Few of the reviewed studies provided injury related details such as severity or symptoms related to TBI. None of the studies reported on mechanism of injury. Only three studies provided details on the severity of injury, and age at injury [
7,
25,
27], and only two of these studies reported on the temporal relationship between TBI and onset of homelessness [
7,
25]. As previously mentioned, gender differences were not widely explored in these studies. There were also no studies that empirically assessed those who provide services to the homeless (e.g. shelter staff, clinicians, nurse practitioners) on their current practices or knowledge related to TBI.
The existing body of literature also lacked qualitative explorations of homelessness and TBI. Providing evidence from qualitative research has been identified as an important means of tailoring intervention programs in order to increase the likelihood for successful uptake [
32]. Such research provides personal insight into TBI, emphasizes the importance of persons with TBI receiving empathy and respect, and increases professionals’ understanding of the challenges that survivors face [
33]. TBI research should include qualitative methods in order to gain deeper insight into the experience of being homeless with a brain injury. Qualitative data could be used to evaluate and develop sustainable and appropriate interventions.

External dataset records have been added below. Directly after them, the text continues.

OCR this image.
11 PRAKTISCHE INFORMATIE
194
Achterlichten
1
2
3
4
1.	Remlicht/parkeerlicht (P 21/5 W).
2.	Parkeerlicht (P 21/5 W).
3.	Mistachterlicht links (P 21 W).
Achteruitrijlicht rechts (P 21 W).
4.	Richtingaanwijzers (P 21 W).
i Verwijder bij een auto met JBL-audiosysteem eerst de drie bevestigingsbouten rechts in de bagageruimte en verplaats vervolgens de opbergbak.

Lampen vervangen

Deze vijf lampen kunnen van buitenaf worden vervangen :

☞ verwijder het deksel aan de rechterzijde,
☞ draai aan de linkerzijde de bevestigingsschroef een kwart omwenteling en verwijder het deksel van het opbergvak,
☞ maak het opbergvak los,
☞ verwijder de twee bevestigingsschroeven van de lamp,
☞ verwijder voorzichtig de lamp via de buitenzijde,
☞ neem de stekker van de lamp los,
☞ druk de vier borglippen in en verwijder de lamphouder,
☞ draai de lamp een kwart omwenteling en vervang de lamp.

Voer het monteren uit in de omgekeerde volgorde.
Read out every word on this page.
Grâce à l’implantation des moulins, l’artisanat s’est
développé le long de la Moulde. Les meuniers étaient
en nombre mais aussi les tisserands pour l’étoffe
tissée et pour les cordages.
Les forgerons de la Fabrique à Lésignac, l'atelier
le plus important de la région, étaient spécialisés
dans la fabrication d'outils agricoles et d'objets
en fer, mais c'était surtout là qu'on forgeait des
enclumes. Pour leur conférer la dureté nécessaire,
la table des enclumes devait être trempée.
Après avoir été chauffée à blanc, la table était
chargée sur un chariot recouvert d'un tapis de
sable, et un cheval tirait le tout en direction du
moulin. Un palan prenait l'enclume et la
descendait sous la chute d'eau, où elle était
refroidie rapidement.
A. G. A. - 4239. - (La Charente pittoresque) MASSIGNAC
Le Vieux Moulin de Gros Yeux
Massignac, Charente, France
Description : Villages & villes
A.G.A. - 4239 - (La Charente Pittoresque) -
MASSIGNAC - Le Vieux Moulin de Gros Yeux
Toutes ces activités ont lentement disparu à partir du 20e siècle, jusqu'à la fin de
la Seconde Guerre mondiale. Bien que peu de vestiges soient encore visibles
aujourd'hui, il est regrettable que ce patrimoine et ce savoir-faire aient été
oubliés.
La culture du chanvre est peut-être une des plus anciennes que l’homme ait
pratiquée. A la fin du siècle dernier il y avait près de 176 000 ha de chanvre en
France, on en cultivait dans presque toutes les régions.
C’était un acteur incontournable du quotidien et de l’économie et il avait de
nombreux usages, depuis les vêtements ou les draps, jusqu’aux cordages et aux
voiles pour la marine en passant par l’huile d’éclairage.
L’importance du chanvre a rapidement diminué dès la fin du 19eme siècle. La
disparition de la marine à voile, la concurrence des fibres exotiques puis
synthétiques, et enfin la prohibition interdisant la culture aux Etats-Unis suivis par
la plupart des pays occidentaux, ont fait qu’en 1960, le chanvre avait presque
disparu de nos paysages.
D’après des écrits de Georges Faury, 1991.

Outside of peer-reviewed publications, there is also a lack of information on the prevalence of TBI among people who are homeless. A scoping review of grey literature found few sources available online or in print on this topic. For example, the few resources found included an article featured in the Wall Street Journal [
34], a four part series in a newspaper sold by individuals who were homeless in Portland, Oregon [
35‐
38], a series of articles available through the National Health Care for the Homeless Network (e.g.[
6]) and previous conference presentations that discuss the issue of TBI among homeless persons (e.g. [
39]). These limited sources pointed to a clear demand for more information on TBI and homelessness and highlight the lack of empirical data to support educational and awareness initiatives. The few identified sources that provide information on TBI and homelessness were mostly geared towards care providers, clinicians, and academics. Very little information was available for homeless persons themselves or for policy makers who influence funding decisions. In the future, networks such as the Health Care for the Homeless Clinics’ Network that provides many resources on this topic, could be leveraged for knowledge translation. As well, newspaper articles geared towards the general public and to homeless populations are a valuable way to disseminate knowledge.